En In die Erde gebaut (2008), las manos de Ute Aurand filman la construcción de un edificio adyacente al Museo Rietberg de Zúrich. Según contó al presentar la película, no tenía previsto empezar a documentar el proceso ni pretendió seguir ningún tipo de dirección preestablecida: la película surgía, se hacía, a la vez que el edificio. En sus filmes, Aurand suele registrar instantes de dicha, constelaciones fugaces de belleza pasajera, frecuentemente asociadas a su mismo entorno: su familia, sus amigos, sus viajes. Pero en realidad esta no es tan distinta del resto de sus películas. Su cámara sigue moviéndose ligera y veloz, atenta tanto a las formas como a los colores: una obra es un lugar en el que es fácil descubrir patrones, como juegos geométricos tomando cuerpo, pues ahí donde no hay nada tendrá que alzarse un edificio. Un hombre con camisa y unos tirantes rojos hace algo junto a un muro, o es el amarillo de algún edificio el que genera un contraste con los colores más apagados de la construcción. El color y el blanco y negro se relevan espontáneamente, atendiendo únicamente a la intuición de la cineasta. Al principio de la película, lo que vemos son las flores que habitan un parque junto a la construcción, y habrá un par de momentos más, a modo de pequeños interludios o desvíos, en los que Aurand abandona la construcción para filmar a gente paseando por el parque cercano o a unos niños que se deslizan en trineo.
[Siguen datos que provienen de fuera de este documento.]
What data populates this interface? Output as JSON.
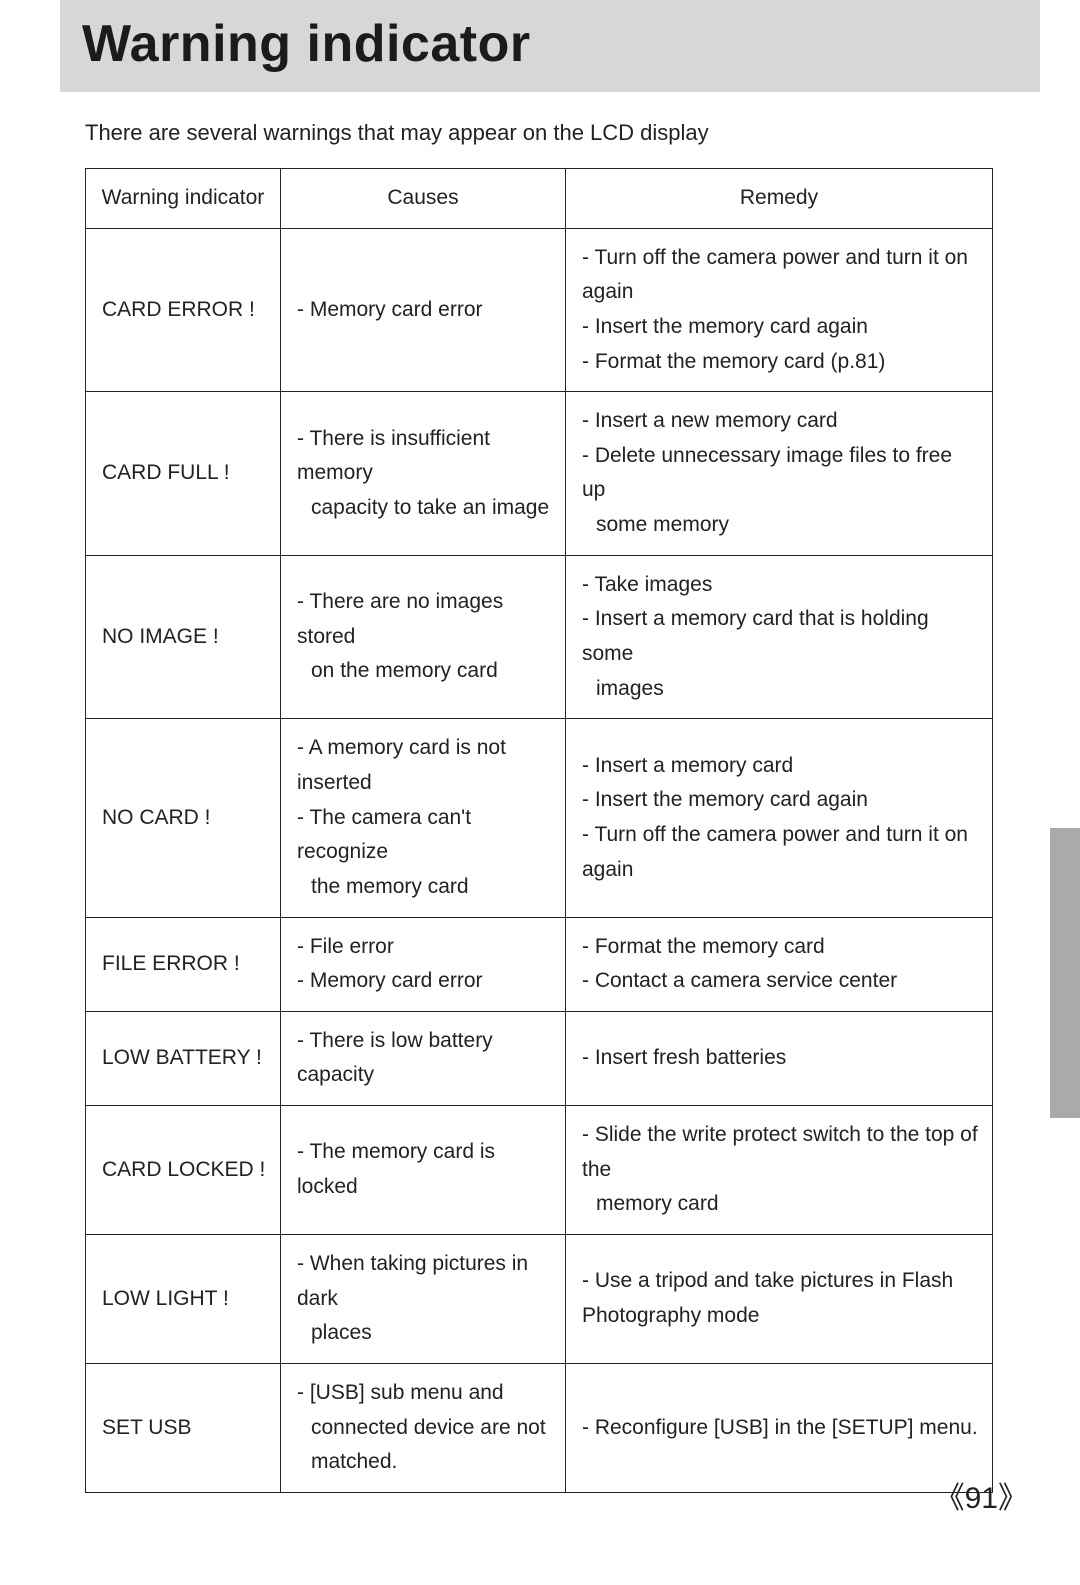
{
  "title": "Warning indicator",
  "intro": "There are several warnings that may appear on the LCD display",
  "columns": [
    "Warning indicator",
    "Causes",
    "Remedy"
  ],
  "page_number": "91",
  "rows": [
    {
      "indicator": "CARD ERROR !",
      "causes": [
        {
          "t": "- Memory card error"
        }
      ],
      "remedy": [
        {
          "t": "- Turn off the camera power and turn it on again"
        },
        {
          "t": "- Insert the memory card again"
        },
        {
          "t": "- Format the memory card (p.81)"
        }
      ]
    },
    {
      "indicator": "CARD FULL !",
      "causes": [
        {
          "t": "- There is insufficient memory"
        },
        {
          "t": "capacity to take an image",
          "sub": true
        }
      ],
      "remedy": [
        {
          "t": "- Insert a new memory card"
        },
        {
          "t": "- Delete unnecessary image files to free up"
        },
        {
          "t": "some memory",
          "sub": true
        }
      ]
    },
    {
      "indicator": "NO IMAGE !",
      "causes": [
        {
          "t": "- There are no images stored"
        },
        {
          "t": "on the memory card",
          "sub": true
        }
      ],
      "remedy": [
        {
          "t": "- Take images"
        },
        {
          "t": "- Insert a memory card that is holding some"
        },
        {
          "t": "images",
          "sub": true
        }
      ]
    },
    {
      "indicator": "NO CARD !",
      "causes": [
        {
          "t": "- A memory card is not inserted"
        },
        {
          "t": "- The camera can't recognize"
        },
        {
          "t": "the memory card",
          "sub": true
        }
      ],
      "remedy": [
        {
          "t": "- Insert a memory card"
        },
        {
          "t": "- Insert the memory card again"
        },
        {
          "t": "- Turn off the camera power and turn it on again"
        }
      ]
    },
    {
      "indicator": "FILE ERROR !",
      "causes": [
        {
          "t": "- File error"
        },
        {
          "t": "- Memory card error"
        }
      ],
      "remedy": [
        {
          "t": "- Format the memory card"
        },
        {
          "t": "- Contact a camera service center"
        }
      ]
    },
    {
      "indicator": "LOW BATTERY !",
      "causes": [
        {
          "t": "- There is low battery capacity"
        }
      ],
      "remedy": [
        {
          "t": "- Insert fresh batteries"
        }
      ]
    },
    {
      "indicator": "CARD LOCKED !",
      "causes": [
        {
          "t": "- The memory card is locked"
        }
      ],
      "remedy": [
        {
          "t": "- Slide the write protect switch to the top of the"
        },
        {
          "t": "memory card",
          "sub": true
        }
      ]
    },
    {
      "indicator": "LOW LIGHT !",
      "causes": [
        {
          "t": "- When taking pictures in dark"
        },
        {
          "t": "places",
          "sub": true
        }
      ],
      "remedy": [
        {
          "t": "- Use a tripod and take pictures in Flash"
        },
        {
          "t": "Photography mode"
        }
      ]
    },
    {
      "indicator": "SET USB",
      "causes": [
        {
          "t": "- [USB] sub menu and"
        },
        {
          "t": "connected device are not",
          "sub": true
        },
        {
          "t": "matched.",
          "sub": true
        }
      ],
      "remedy": [
        {
          "t": "- Reconfigure [USB] in the [SETUP] menu."
        }
      ]
    }
  ]
}
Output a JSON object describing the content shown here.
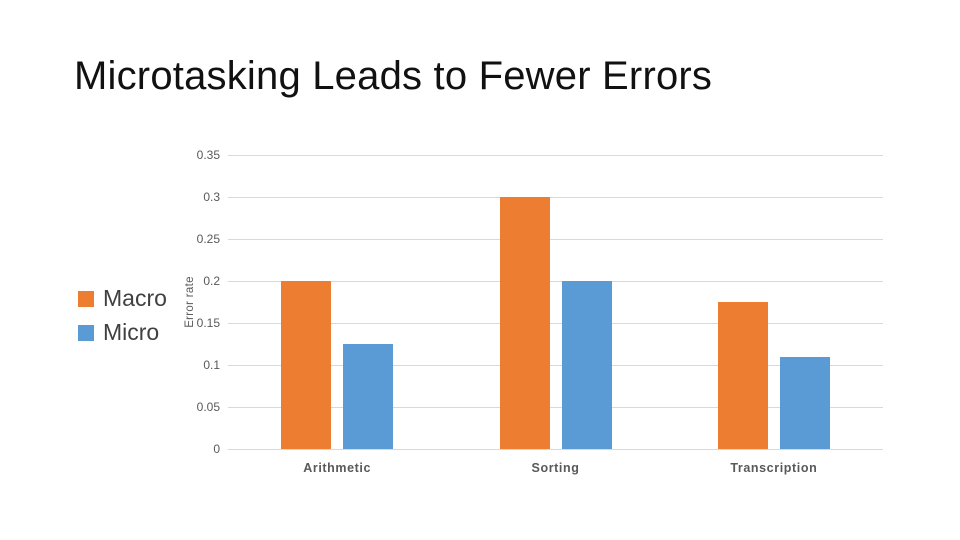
{
  "slide": {
    "title": "Microtasking Leads to Fewer Errors"
  },
  "chart_data": {
    "type": "bar",
    "title": "Microtasking Leads to Fewer Errors",
    "categories": [
      "Arithmetic",
      "Sorting",
      "Transcription"
    ],
    "series": [
      {
        "name": "Macro",
        "color": "#ED7D31",
        "values": [
          0.2,
          0.3,
          0.175
        ]
      },
      {
        "name": "Micro",
        "color": "#5B9BD5",
        "values": [
          0.125,
          0.2,
          0.11
        ]
      }
    ],
    "xlabel": "",
    "ylabel": "Error rate",
    "ylim": [
      0,
      0.35
    ],
    "ytick_step": 0.05,
    "yticks": [
      "0.35",
      "0.3",
      "0.25",
      "0.2",
      "0.15",
      "0.1",
      "0.05",
      "0"
    ],
    "grid": true,
    "legend_position": "left"
  },
  "colors": {
    "background": "#FFFFFF",
    "gridline": "#D9D9D9",
    "axis_text": "#595959",
    "title_text": "#111111",
    "legend_text": "#404040"
  }
}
Varios fotogramas de «In die Erde gebaut», de Ute Aurand

El título de la retrospectiva conjunta que Punto de Vista dedicó a Ute Aurand, Helga Fanderl, Jeannette Muñoz y Renate Sami es Meditaciones del presente, y mientras escribo tengo al lado del ordenador el libro sobre ellas, hermoso a la vista y al tacto, que editó el festival. Ahora que precisamente el presente va a precisar de un cierto espíritu meditativo, en el que habrá que ralentizar el ritmo y redistribuir el tiempo, me consuela la posibilidad de atrapar entre las páginas del libro estelas, retazos de sus películas fugaces, que celebran el tránsito y la inexorabilidad de la vida y hacen poesía de las formas sencillas y complejas que nos rodean. Filmtagebuch 1975-85 (2005), el filme de Renate Sami que acompañaba a In die Erde gebaut en esa sesión de la retrospectiva, también nos recuerda que el tiempo es caprichoso, se contrae y se expande, como en los momentos en los que suena alguna canción que solidifica y añade una capa de dicha melancólica a un viaje en tren o a una reunión espontánea en la calle. Hacia el final de la película, una mujer lee a Cesare Pavese en una habitación, en Turín. Afuera, la ciudad sigue aguardando a los que se han ido y a los que volverán.